(Madrid) Temperatures above 40 degrees suffocated the Iberian Peninsula again on Monday, where the thermometer will rise again in the coming days, less than a month after the last extreme heat wave.
Posted at 7:35 a.m.
The multiplication of heat waves is a direct consequence of global warming, explain the scientists, the emissions of greenhouse gases increasing at the same time the intensity, the duration and the frequency of these phenomena.
According to the Spanish meteorological agency (AEMET), the mercury should rise to 42 degrees in Extremadura (southwest) and up to 41 in Andalusia (south) on Monday. The maximum expected should also exceed 35 degrees in the northwest of the country, where it is generally much cooler.
This new heat wave, the second in a month, “seems quite exceptional”, said Monday Rubén del Campo, spokesperson for AEMET.

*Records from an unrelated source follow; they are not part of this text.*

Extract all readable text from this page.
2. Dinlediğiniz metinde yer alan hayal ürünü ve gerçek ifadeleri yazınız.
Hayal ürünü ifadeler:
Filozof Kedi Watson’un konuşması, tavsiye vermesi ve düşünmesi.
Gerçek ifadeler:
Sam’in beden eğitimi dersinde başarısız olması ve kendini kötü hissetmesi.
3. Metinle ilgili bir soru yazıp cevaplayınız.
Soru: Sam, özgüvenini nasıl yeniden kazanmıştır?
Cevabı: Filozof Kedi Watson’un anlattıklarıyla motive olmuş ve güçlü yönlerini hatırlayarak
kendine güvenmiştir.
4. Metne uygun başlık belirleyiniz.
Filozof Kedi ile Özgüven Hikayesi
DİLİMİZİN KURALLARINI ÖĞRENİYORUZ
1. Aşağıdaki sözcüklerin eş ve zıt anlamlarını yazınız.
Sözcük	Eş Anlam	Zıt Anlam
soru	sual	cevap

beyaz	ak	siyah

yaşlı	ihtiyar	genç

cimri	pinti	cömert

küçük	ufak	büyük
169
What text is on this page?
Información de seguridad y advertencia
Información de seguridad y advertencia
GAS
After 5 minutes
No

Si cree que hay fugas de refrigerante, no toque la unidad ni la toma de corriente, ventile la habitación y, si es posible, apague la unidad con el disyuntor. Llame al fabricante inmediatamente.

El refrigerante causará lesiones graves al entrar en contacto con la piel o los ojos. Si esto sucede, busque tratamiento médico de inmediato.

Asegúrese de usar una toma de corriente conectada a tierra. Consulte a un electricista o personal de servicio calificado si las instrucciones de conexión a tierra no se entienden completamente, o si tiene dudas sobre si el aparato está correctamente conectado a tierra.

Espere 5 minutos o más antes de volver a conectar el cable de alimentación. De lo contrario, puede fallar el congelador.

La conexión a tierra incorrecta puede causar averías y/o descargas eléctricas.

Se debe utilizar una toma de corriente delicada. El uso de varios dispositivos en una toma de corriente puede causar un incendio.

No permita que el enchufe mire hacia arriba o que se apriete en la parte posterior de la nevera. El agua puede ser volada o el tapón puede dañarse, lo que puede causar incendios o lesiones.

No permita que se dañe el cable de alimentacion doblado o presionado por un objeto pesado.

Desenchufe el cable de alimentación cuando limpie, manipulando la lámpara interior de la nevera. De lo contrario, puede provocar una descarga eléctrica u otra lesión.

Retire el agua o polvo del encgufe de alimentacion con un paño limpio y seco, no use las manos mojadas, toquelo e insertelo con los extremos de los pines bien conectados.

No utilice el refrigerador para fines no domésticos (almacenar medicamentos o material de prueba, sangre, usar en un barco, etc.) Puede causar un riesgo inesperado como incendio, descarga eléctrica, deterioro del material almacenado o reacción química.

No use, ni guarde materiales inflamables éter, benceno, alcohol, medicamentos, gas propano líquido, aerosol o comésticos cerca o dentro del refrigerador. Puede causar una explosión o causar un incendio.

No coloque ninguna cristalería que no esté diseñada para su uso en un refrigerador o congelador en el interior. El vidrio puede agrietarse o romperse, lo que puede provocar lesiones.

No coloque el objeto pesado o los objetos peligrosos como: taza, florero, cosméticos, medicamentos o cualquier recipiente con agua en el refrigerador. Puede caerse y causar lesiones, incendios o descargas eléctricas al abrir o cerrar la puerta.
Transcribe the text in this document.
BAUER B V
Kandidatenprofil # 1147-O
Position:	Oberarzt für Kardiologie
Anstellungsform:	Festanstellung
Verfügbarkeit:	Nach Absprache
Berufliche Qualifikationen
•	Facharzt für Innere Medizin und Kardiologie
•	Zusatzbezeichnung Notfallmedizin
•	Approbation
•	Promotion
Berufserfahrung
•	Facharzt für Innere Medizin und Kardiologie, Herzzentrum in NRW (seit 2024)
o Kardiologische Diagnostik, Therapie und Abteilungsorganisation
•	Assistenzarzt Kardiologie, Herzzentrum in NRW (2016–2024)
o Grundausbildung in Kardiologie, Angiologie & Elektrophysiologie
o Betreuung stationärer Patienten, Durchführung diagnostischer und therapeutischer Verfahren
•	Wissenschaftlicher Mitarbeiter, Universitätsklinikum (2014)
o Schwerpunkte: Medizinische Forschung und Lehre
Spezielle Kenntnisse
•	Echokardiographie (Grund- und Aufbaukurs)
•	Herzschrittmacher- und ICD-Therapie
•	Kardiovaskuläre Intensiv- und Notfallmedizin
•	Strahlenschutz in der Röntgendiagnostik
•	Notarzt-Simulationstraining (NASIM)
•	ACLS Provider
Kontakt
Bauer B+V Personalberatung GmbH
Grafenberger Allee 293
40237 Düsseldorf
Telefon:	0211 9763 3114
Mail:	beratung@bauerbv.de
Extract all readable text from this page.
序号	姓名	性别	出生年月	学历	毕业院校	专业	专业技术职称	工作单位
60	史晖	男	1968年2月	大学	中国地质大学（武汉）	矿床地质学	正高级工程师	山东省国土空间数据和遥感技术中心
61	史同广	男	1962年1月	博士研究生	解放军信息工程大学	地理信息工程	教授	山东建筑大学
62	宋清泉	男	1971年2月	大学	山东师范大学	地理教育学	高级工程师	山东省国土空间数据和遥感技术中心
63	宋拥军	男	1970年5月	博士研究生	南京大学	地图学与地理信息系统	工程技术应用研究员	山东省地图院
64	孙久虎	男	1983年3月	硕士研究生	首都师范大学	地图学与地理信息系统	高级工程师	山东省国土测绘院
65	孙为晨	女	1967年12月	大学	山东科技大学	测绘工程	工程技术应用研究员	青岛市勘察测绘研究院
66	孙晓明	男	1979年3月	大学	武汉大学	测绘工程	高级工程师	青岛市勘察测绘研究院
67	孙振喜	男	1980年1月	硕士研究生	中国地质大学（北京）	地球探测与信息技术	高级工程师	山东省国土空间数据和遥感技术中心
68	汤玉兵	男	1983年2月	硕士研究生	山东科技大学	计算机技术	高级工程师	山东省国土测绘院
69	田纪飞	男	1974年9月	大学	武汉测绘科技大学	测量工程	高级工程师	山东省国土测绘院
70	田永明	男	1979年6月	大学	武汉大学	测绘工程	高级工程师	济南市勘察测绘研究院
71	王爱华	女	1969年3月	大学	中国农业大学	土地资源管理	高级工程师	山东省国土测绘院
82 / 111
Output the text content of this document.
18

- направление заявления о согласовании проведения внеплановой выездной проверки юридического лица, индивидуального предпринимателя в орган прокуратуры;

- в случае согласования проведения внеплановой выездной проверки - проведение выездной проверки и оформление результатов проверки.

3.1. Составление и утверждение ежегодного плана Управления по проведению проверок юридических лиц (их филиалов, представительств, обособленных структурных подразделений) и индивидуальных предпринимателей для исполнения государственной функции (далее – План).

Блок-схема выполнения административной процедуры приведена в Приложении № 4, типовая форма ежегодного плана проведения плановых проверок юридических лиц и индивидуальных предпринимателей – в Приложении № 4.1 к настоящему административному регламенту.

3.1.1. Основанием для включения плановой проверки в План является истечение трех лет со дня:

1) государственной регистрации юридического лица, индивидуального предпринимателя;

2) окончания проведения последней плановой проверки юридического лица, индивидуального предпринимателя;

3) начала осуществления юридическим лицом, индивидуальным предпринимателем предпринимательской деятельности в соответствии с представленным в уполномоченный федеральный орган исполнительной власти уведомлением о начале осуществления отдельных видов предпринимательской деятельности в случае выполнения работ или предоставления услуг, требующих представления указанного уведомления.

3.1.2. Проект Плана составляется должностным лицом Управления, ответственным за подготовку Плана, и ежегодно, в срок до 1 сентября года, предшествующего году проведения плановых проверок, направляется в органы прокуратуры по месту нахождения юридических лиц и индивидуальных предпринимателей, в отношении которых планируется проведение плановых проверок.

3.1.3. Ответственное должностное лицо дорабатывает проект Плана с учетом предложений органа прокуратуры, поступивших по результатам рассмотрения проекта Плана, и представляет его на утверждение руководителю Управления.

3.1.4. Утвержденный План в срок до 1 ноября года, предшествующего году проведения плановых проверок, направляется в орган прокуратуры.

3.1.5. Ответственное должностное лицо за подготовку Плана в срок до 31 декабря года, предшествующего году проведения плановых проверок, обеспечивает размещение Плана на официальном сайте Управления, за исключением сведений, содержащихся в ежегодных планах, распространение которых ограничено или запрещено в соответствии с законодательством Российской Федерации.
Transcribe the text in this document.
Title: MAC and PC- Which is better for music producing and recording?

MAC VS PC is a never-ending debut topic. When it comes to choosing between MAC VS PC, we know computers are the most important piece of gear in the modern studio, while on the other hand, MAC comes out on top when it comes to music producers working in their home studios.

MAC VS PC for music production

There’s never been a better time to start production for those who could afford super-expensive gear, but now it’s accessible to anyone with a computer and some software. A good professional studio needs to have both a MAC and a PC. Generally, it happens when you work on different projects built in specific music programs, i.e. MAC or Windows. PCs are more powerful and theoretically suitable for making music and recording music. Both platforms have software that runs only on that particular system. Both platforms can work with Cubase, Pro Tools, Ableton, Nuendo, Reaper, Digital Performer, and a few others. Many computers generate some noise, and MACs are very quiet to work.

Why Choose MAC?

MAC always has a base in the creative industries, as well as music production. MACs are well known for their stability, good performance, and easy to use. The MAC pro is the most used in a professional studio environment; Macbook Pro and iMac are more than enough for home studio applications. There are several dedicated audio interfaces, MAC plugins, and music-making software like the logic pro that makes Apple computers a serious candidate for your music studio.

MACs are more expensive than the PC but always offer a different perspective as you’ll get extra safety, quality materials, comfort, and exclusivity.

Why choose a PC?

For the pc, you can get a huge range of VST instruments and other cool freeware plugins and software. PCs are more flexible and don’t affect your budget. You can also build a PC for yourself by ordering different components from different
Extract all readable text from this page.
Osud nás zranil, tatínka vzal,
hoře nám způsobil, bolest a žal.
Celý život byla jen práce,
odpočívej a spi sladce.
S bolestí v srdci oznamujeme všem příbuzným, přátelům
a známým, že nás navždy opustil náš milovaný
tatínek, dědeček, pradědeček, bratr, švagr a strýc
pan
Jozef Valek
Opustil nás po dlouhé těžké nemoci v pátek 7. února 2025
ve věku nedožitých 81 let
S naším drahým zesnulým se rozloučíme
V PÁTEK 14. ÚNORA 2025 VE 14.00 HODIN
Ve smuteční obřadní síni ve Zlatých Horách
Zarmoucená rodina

It started on Sunday and could “last nine or ten days, which would make it one of the three longest heat waves that Spain has experienced since 1975”, he explained to AFP.
“Climate change causes more frequent heat waves and makes them more intense,” continued Mr. del Campo, recalling that the number of these episodes has doubled in the last twelve years in the country.
According to Aemet, the most extreme temperatures will be recorded between Tuesday and Thursday. The agency is however unable to indicate whether the absolute temperature record recorded in Spain (47.4 degrees in Montoro, near Cordoba, in August 2021), could be beaten.
Including the current heat wave, Spain has gone through five episodes of exceptionally high temperatures over the past eleven months. Last May was notably the hottest month of May since the beginning of the century in the country.
In neighboring Portugal, the thermometer rose to 44 degrees in some areas over the weekend, favoring fires, the largest of which, in the town of Ourém (center), was contained on Monday.
If temperatures are expected to drop slightly across the country on Monday before jumping again on Tuesday and Wednesday, 42 degrees were still expected in the Evora region (southeast), according to the national weather agency.
In this context, the level of water reservoirs in Spain was on Monday at 45.3% of their total capacity, well below the average of the last ten years at this period (65.7%).